Kâbulsarıma da girmeyi başardın sonunda,o sadece bir kâbustu belki fakat gerçekte çok daha öteydi.İçimi kemiren hisler orada da peşimi bırakmıyordu,o ölümcül soru işaretleri herzamankinden daha keskin bir hâl almıştı.O kadar kötüydü ki;sen gidiyordum,ben de gidiyordum.Daha da kötü olanı nedir biliyor musun?Her ne kadar aklıma getirmek istemesem de bu kâbusun birgün gerçek olacağını biliyorum,işte bu yüzden diyorlar''bilmek adamı öldürür!''diye.Biliyorum,zaten yoksun sen burada;ama olup gitmenle olmayıup gitmen arasında fark yok.Tuhaftı,sanki herkes biliyordu ama ben bilmiyordum o nedeni;sanki bilmediğim birşey vardı,tüm dostlarım saklıyordu.Bunu hayra yoramam ben,nasıl yorayım.
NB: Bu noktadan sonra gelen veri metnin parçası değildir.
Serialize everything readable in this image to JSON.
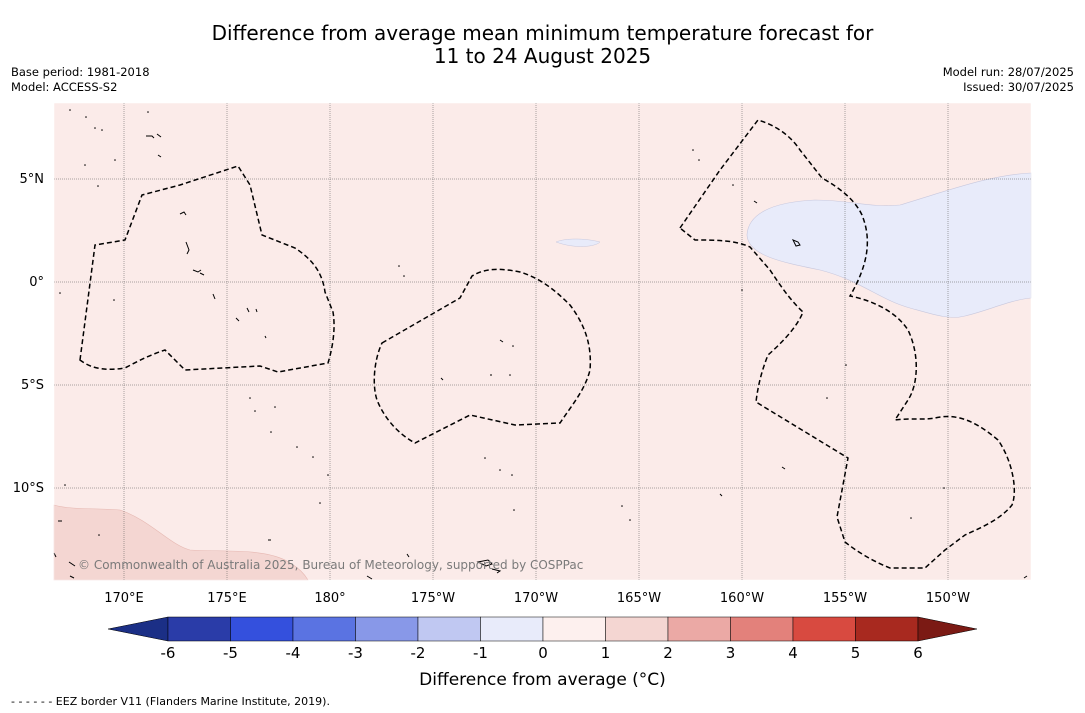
{
  "title": {
    "line1": "Difference from average mean minimum temperature forecast for",
    "line2": "11 to 24 August 2025"
  },
  "meta": {
    "base_period": "Base period: 1981-2018",
    "model": "Model: ACCESS-S2",
    "model_run": "Model run: 28/07/2025",
    "issued": "Issued: 30/07/2025"
  },
  "map": {
    "copyright": "© Commonwealth of Australia 2025, Bureau of Meteorology, supported by COSPPac",
    "background_color": "#fbebe9",
    "lon_labels": [
      "170°E",
      "175°E",
      "180°",
      "175°W",
      "170°W",
      "165°W",
      "160°W",
      "155°W",
      "150°W"
    ],
    "lat_labels": [
      "5°N",
      "0°",
      "5°S",
      "10°S"
    ],
    "regions": [
      {
        "category": "0 to 1",
        "color": "#fbebe9"
      },
      {
        "category": "1 to 2",
        "color": "#f4d6d2"
      },
      {
        "category": "-1 to 0",
        "color": "#e8ebfa"
      }
    ]
  },
  "colorbar": {
    "title": "Difference from average (°C)",
    "ticks": [
      "-6",
      "-5",
      "-4",
      "-3",
      "-2",
      "-1",
      "0",
      "1",
      "2",
      "3",
      "4",
      "5",
      "6"
    ],
    "colors": {
      "under": "#1b2f86",
      "bins": [
        "#2a3ca8",
        "#3450dd",
        "#5a73e2",
        "#8898e8",
        "#c0c8f2",
        "#e8ebfa",
        "#fdf0ee",
        "#f4d6d2",
        "#eba9a5",
        "#e3817b",
        "#d84a40",
        "#a8291f"
      ],
      "over": "#7b1a14"
    }
  },
  "footnote": "- -  - -  - - EEZ border V11 (Flanders Marine Institute, 2019)."
}
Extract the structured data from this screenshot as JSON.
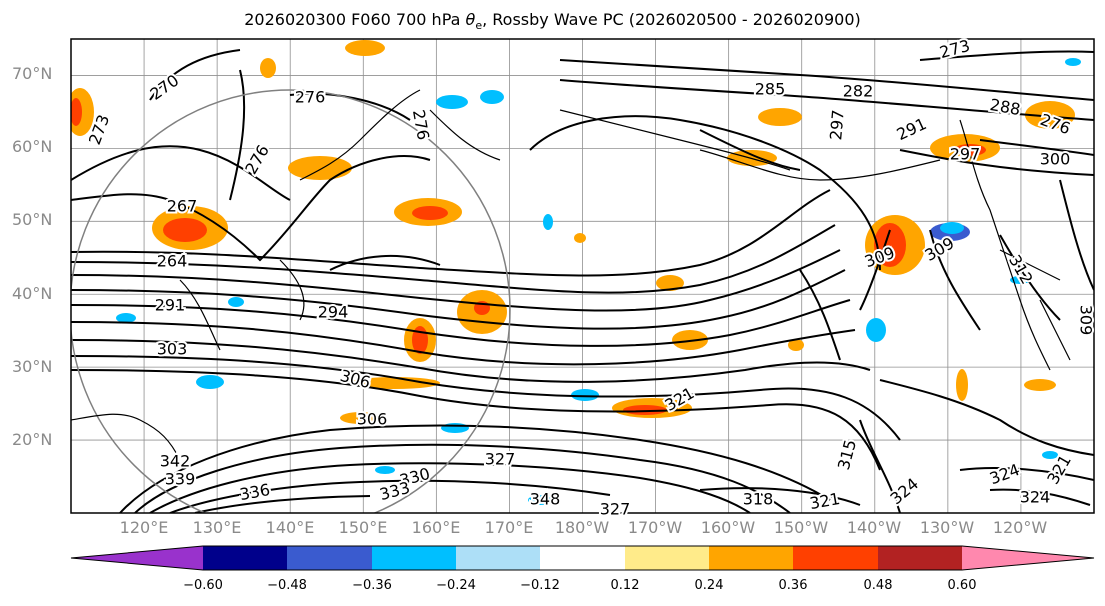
{
  "title": {
    "prefix": "2026020300 F060 700 hPa ",
    "theta": "θ",
    "sub": "e",
    "suffix": ", Rossby Wave PC (2026020500 - 2026020900)"
  },
  "map": {
    "projection": "cylindrical",
    "lon_range": [
      110,
      250
    ],
    "lat_range": [
      10,
      75
    ],
    "grid": true,
    "lat_ticks": [
      "70°N",
      "60°N",
      "50°N",
      "40°N",
      "30°N",
      "20°N"
    ],
    "lon_ticks": [
      "120°E",
      "130°E",
      "140°E",
      "150°E",
      "160°E",
      "170°E",
      "180°W",
      "170°W",
      "160°W",
      "150°W",
      "140°W",
      "130°W",
      "120°W"
    ],
    "contour_color": "#000000",
    "coast_color": "#000000",
    "contour_labels": [
      "270",
      "273",
      "276",
      "276",
      "276",
      "267",
      "264",
      "291",
      "294",
      "303",
      "306",
      "285",
      "282",
      "288",
      "276",
      "297",
      "291",
      "297",
      "300",
      "273",
      "309",
      "309",
      "312",
      "309",
      "306",
      "315",
      "318",
      "321",
      "324",
      "327",
      "321",
      "324",
      "330",
      "333",
      "336",
      "339",
      "342",
      "348",
      "327",
      "321",
      "324"
    ],
    "circle_color": "#808080"
  },
  "colorbar": {
    "orientation": "horizontal",
    "extend": "both",
    "colors": [
      "#9932CC",
      "#00008B",
      "#3A5BCF",
      "#00BFFF",
      "#ADDFF7",
      "#FFFFFF",
      "#FFEB8A",
      "#FFA500",
      "#FF4000",
      "#B22222",
      "#FF88AE"
    ],
    "tick_labels": [
      "−0.60",
      "−0.48",
      "−0.36",
      "−0.24",
      "−0.12",
      "0.12",
      "0.24",
      "0.36",
      "0.48",
      "0.60"
    ]
  }
}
Belkide dün gece gördüklerim bir kâbus değil de gerçeğin yansımasıydı,umarım değildir.Hergün yanıyorum artık,her gece,her saniye yanıyorum;ne kendimi umursuyorum ne de bir başkasını.İnsanlar bana kızıyor,çünkü boşladım herşeyi;varsın kızsınlar bana,onlar ne yaparsa yapsın umurumda değil.Ben de böyle yaşıyorum işte,sadece nefes alıp vererek sonumun yolunu gözlüyorum.Yapacak başka birşeyim yoktu,yapmaya değer birşeyim;ben de seviyorum işte,öylesine seviyorum.Sevmek için sebebim yok seni,aşık olmak için de öyle;ama senin için herşeyi yapmak,saçının teline çanımı bağışlamak için sebebim çok.